A fines del año pasado, diversos personajes del sector público se pronunciaron sobre la tentativa de la Presidencia del Consejo de Ministros (PCM) de reformar la gestión estatal. El sector liderado por Juan Jiménez Mayor, había presentado en agosto del 2012 la Estrategia de Modernización de la Gestión Pública, con miras a lograr un Estado más eficiente, transparente e inclusivo, como se lee en su documento.

Como parte de este pliego de reformas, el Servicio Civil (toda la gama de trabajadores que trabajan en servicios del Estado) era el natural paradero para la iniciativa de la PCM. Las actividades que ofrecen servicios del Estado y que no se inscriben en las áreas de Salud, Educación, Fuerzas Armadas y Magistrados y Diplomáticos; como lo son las administrativas y de políticas públicas, serían el destino de las tan ansiadas reformas. Las largas colas de espera, pilas de archivos y pérdidas de horas valiosas ante trámites engorrosos de impredecible resultado- experiencias que ponen diariamente a prueba la frágil paciencia del ciudadano peruano- parecían, finalmente, haber sido observadas por el Ejecutivo con el objetivo de darle solución.

Si bien el proyecto de ley que buscaba reformar el Servicio Civil estuvo entrampado por meses, en las últimas semanas se ha debatido la ley en el Congreso. Hasta el momento, sin embargo, lo que se ha llegado a conocer ha escindido a las partes involucradas en el problema: autoridades estatales y los mismos servidores públicos.

Pros y contras de la Ley

De un lado, la Ley de Servicio Civil permitiría que de los 1’300.000 servidores públicos, los 520.000 trabajadores que conforman los regímenes laborales y los 728, 276 de Contratación Administrativa de Servicios (CAS) pasen a formar una sola modalidad de contratación. Esto pondría orden en las entidades públicas, pues existe mucha normatividad sobre temas puntuales, aseguró Nuria Esparch, ex presidenta de la Autoridad Nacional de Servicio Civil – SERVIR, a El Comercio. Asimismo, el régimen CAS se eliminaría, con el consecuente ingreso a planilla del Estado, donde los trabajadores del 275 también acompañarían.

El proyecto de ley se contempla la gestión por resultados, líneas de carrera y estabilidad laboral. El aumento de beneficios en materia de compensaciones es una de sus pautas. El laboralista Jorge Toyama aprueba el proyecto de ley y reconoce que tras 30 años de reformas en el sector, recién se prevé un cambio importante y que abarca bastante. “El concurso público, como ingreso a las carreras públicas, premiará la meritocracia, mejorará los ingresos de los trabajadores y profesionalizará el servicio civil así como se incentivará la especialización”, sostuvo.

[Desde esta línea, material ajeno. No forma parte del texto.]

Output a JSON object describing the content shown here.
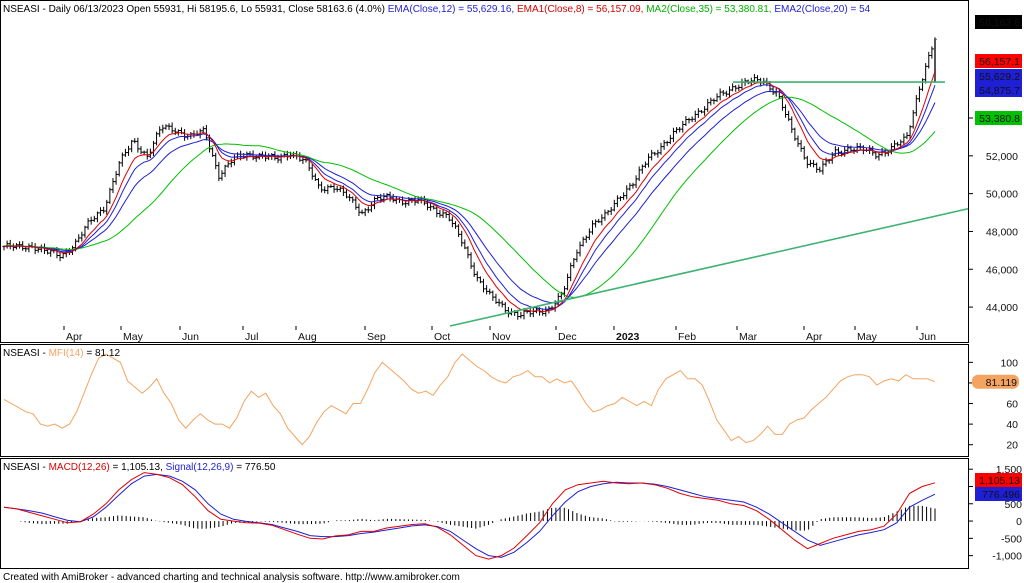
{
  "header": {
    "main": [
      {
        "text": "NSEASI - Daily 06/13/2023 Open 55931, Hi 58195.6, Lo 55931, Close 58163.6 (4.0%) ",
        "color": "#000000"
      },
      {
        "text": "EMA(Close,12) = 55,629.16, ",
        "color": "#1f1fd6"
      },
      {
        "text": "EMA1(Close,8) = 56,157.09, ",
        "color": "#d60000"
      },
      {
        "text": "MA2(Close,35) = 53,380.81, ",
        "color": "#00b000"
      },
      {
        "text": "EMA2(Close,20) = 54",
        "color": "#1f1fd6"
      }
    ],
    "mfi": [
      {
        "text": "NSEASI - ",
        "color": "#000000"
      },
      {
        "text": "MFI(14)",
        "color": "#f4a460"
      },
      {
        "text": " = 81.12",
        "color": "#000000"
      }
    ],
    "macd": [
      {
        "text": "NSEASI - ",
        "color": "#000000"
      },
      {
        "text": "MACD(12,26)",
        "color": "#d60000"
      },
      {
        "text": " = 1,105.13, ",
        "color": "#000000"
      },
      {
        "text": "Signal(12,26,9)",
        "color": "#1f1fd6"
      },
      {
        "text": " = 776.50",
        "color": "#000000"
      }
    ]
  },
  "footer": "Created with AmiBroker - advanced charting and technical analysis software. http://www.amibroker.com",
  "colors": {
    "price_bars": "#000000",
    "ema12": "#1f1fd6",
    "ema8": "#e00000",
    "ma35": "#00c000",
    "ema20": "#1f1fd6",
    "trendline": "#3cb371",
    "mfi": "#f4a460",
    "macd": "#e00000",
    "signal": "#1f1fd6",
    "histogram": "#000000"
  },
  "chart_data": [
    {
      "type": "candlestick",
      "title": "NSEASI - Daily 06/13/2023",
      "x_labels": [
        "Apr",
        "May",
        "Jun",
        "Jul",
        "Aug",
        "Sep",
        "Oct",
        "Nov",
        "Dec",
        "2023",
        "Feb",
        "Mar",
        "Apr",
        "May",
        "Jun"
      ],
      "ylim": [
        43000,
        59500
      ],
      "yticks": [
        44000,
        46000,
        48000,
        50000,
        52000,
        54000
      ],
      "y_tick_labels": [
        "44,000",
        "46,000",
        "48,000",
        "50,000",
        "52,000",
        "54,000"
      ],
      "close_path": [
        47200,
        47150,
        47250,
        46900,
        46700,
        47400,
        48500,
        49300,
        51500,
        52800,
        52000,
        53500,
        53400,
        53000,
        53300,
        51000,
        51800,
        52100,
        52000,
        51800,
        52200,
        51700,
        50300,
        50400,
        49800,
        49000,
        49700,
        49800,
        49600,
        49600,
        49200,
        48800,
        47400,
        45600,
        44500,
        43900,
        43600,
        43700,
        43900,
        44700,
        47000,
        48300,
        48800,
        49900,
        50600,
        51900,
        52600,
        53300,
        54100,
        54600,
        55200,
        55700,
        55900,
        56000,
        55300,
        53300,
        51800,
        51200,
        52200,
        52400,
        52300,
        52100,
        52400,
        52900,
        55900,
        58163.6
      ],
      "series": [
        {
          "name": "EMA(Close,12)",
          "last": 55629.16
        },
        {
          "name": "EMA1(Close,8)",
          "last": 56157.09
        },
        {
          "name": "MA2(Close,35)",
          "last": 53380.81
        },
        {
          "name": "EMA2(Close,20)",
          "last": 54875.7
        }
      ],
      "value_labels": [
        {
          "text": "58,163.6",
          "value": 58163.6,
          "bg": "#000000",
          "fg": "#ffffff"
        },
        {
          "text": "56,157.1",
          "value": 56157.1,
          "bg": "#ff0000",
          "fg": "#ffffff"
        },
        {
          "text": "55,629.2",
          "value": 55629.2,
          "bg": "#1f1fd6",
          "fg": "#ffffff"
        },
        {
          "text": "54,875.7",
          "value": 54875.7,
          "bg": "#1f1fd6",
          "fg": "#ffffff"
        },
        {
          "text": "53,380.8",
          "value": 53380.8,
          "bg": "#00c000",
          "fg": "#000000"
        }
      ],
      "horizontal_line": {
        "value": 55900,
        "from": "Mar",
        "to": "Jun"
      },
      "trendline": {
        "from_value": 43000,
        "from_label": "Oct",
        "to_value": 49300
      }
    },
    {
      "type": "line",
      "name": "MFI(14)",
      "ylim": [
        10,
        112
      ],
      "yticks": [
        20,
        40,
        60,
        80,
        100
      ],
      "y_tick_labels": [
        "20",
        "40",
        "60",
        "80",
        "100"
      ],
      "values": [
        64,
        60,
        56,
        52,
        50,
        40,
        38,
        40,
        36,
        40,
        52,
        70,
        88,
        104,
        108,
        104,
        100,
        82,
        76,
        70,
        76,
        84,
        70,
        60,
        44,
        36,
        44,
        50,
        44,
        40,
        40,
        36,
        46,
        62,
        72,
        66,
        70,
        58,
        50,
        36,
        28,
        20,
        28,
        42,
        52,
        58,
        54,
        50,
        60,
        60,
        74,
        90,
        100,
        94,
        88,
        82,
        74,
        70,
        72,
        68,
        78,
        86,
        100,
        108,
        102,
        96,
        92,
        86,
        82,
        80,
        86,
        88,
        92,
        86,
        86,
        80,
        84,
        80,
        82,
        72,
        60,
        52,
        54,
        58,
        60,
        66,
        62,
        58,
        62,
        58,
        74,
        84,
        88,
        92,
        84,
        84,
        78,
        62,
        44,
        34,
        24,
        28,
        22,
        24,
        30,
        38,
        30,
        30,
        40,
        44,
        46,
        54,
        60,
        66,
        74,
        82,
        86,
        88,
        88,
        86,
        78,
        82,
        84,
        82,
        88,
        84,
        84,
        84,
        81.12
      ],
      "last_label": {
        "text": "81.119",
        "value": 81.119
      }
    },
    {
      "type": "line",
      "name": "MACD(12,26)",
      "ylim": [
        -1300,
        1650
      ],
      "yticks": [
        -1000,
        -500,
        0,
        500,
        1000,
        1500
      ],
      "y_tick_labels": [
        "-1,000",
        "-500",
        "0",
        "500",
        "1,000",
        "1,500"
      ],
      "series": [
        {
          "name": "MACD(12,26)",
          "values": [
            400,
            350,
            250,
            150,
            50,
            -50,
            -20,
            200,
            500,
            900,
            1200,
            1400,
            1350,
            1250,
            1050,
            700,
            300,
            50,
            0,
            -50,
            -60,
            -120,
            -250,
            -380,
            -500,
            -520,
            -430,
            -400,
            -300,
            -300,
            -200,
            -150,
            -100,
            -80,
            -180,
            -400,
            -700,
            -1000,
            -1100,
            -1000,
            -780,
            -420,
            -50,
            500,
            900,
            1050,
            1100,
            1150,
            1100,
            1080,
            1100,
            1050,
            950,
            800,
            700,
            650,
            600,
            500,
            450,
            300,
            50,
            -250,
            -550,
            -800,
            -650,
            -500,
            -400,
            -300,
            -250,
            -150,
            200,
            800,
            1000,
            1105.13
          ]
        },
        {
          "name": "Signal(12,26,9)",
          "values": [
            400,
            350,
            300,
            230,
            120,
            20,
            -20,
            120,
            400,
            750,
            1080,
            1300,
            1350,
            1300,
            1150,
            900,
            500,
            200,
            50,
            -10,
            -50,
            -100,
            -200,
            -300,
            -420,
            -450,
            -450,
            -420,
            -360,
            -320,
            -260,
            -200,
            -140,
            -110,
            -160,
            -300,
            -550,
            -800,
            -1000,
            -1050,
            -900,
            -620,
            -300,
            150,
            550,
            850,
            1000,
            1080,
            1120,
            1100,
            1100,
            1070,
            1000,
            900,
            800,
            700,
            650,
            600,
            550,
            400,
            200,
            -50,
            -300,
            -550,
            -700,
            -600,
            -500,
            -400,
            -330,
            -250,
            -50,
            400,
            600,
            776.5
          ]
        }
      ],
      "last_labels": [
        {
          "text": "1,105.13",
          "value": 1105.13,
          "bg": "#ff0000"
        },
        {
          "text": "776.496",
          "value": 776.496,
          "bg": "#1f1fd6"
        }
      ]
    }
  ]
}
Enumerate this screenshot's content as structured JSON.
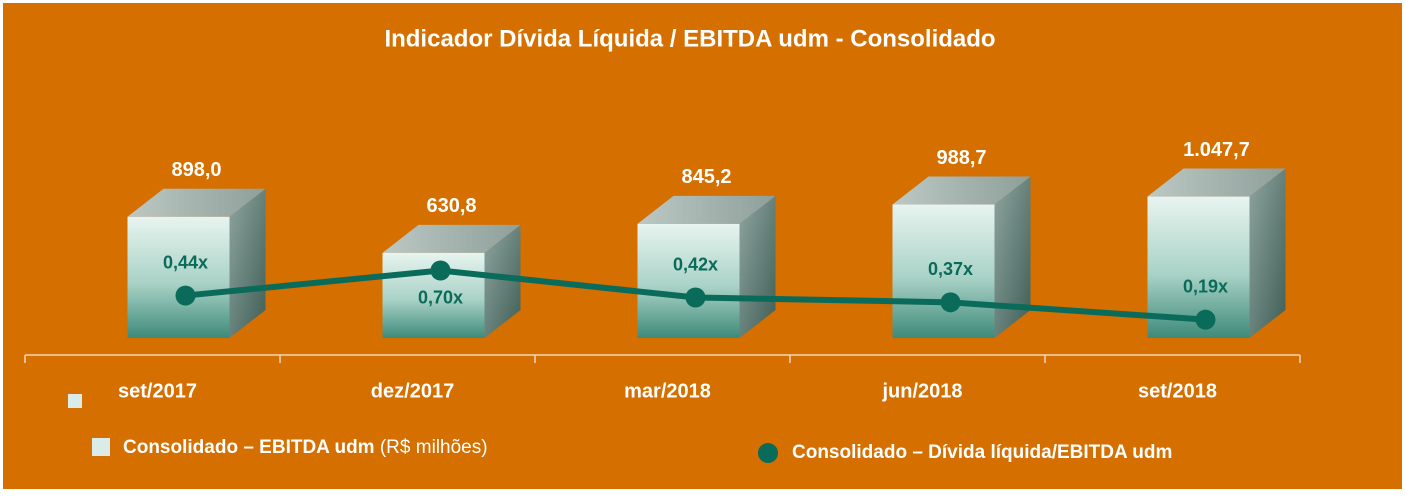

Sin embargo, las manifestaciones de trabajadores del fin de semana en diferentes ciudades del país, demuestran la preocupación de los sindicatos por esta ley del Servicio Civil. Ellos no están de acuerdo con 20 puntos del proyecto de ley. Los trabajadores afirmaron que con esta reforma se posibilitará despidos masivos por las evaluaciones previstas durante los 5 a 7 años que durará la implementación de la ley. Se considera que el tiempo de trabajo es suficiente, en algunos casos, para justificar la permanencia en el cargo. Sin embargo, el proyecto de ley explicita que todo servidor público será evaluado así no desee cambiarse. En ese sentido, trabajadores señalan que si bien se unificará en un solo régimen a los tres antedichos, el tránsito será opcional y no obligatorio. Por otro lado, la negociación colectiva se vería afectada, pues es la misma ley quien dictamina cuánto tiempo debería durar (mínimo dos años), no las partes individuales. El derecho a la huelga también estaría entre los derechos vulnerados al trabajador. Entre otras críticas al proyecto de ley, está la de haber sido elaborada sin consultar a los trabajadores.

Dirigentes sindicales han exigido que se hagan llegar al Congreso sus propuestas para la reforma. En la otra orilla, gremios empresariales se muestran satisfechos por esta reforma, que busca modernizar la gestión pública. De momento, y gracias a las acciones de fuerza del último fin de semana, el pleno del Congreso no debatirá la ley pues la Comisión de Trabajo, encargada del referido proyecto, ha preferido agotar la discusión en su elaboración – ocasión propicia para que las partes negocien y se obtenga una ley mejor diseñada.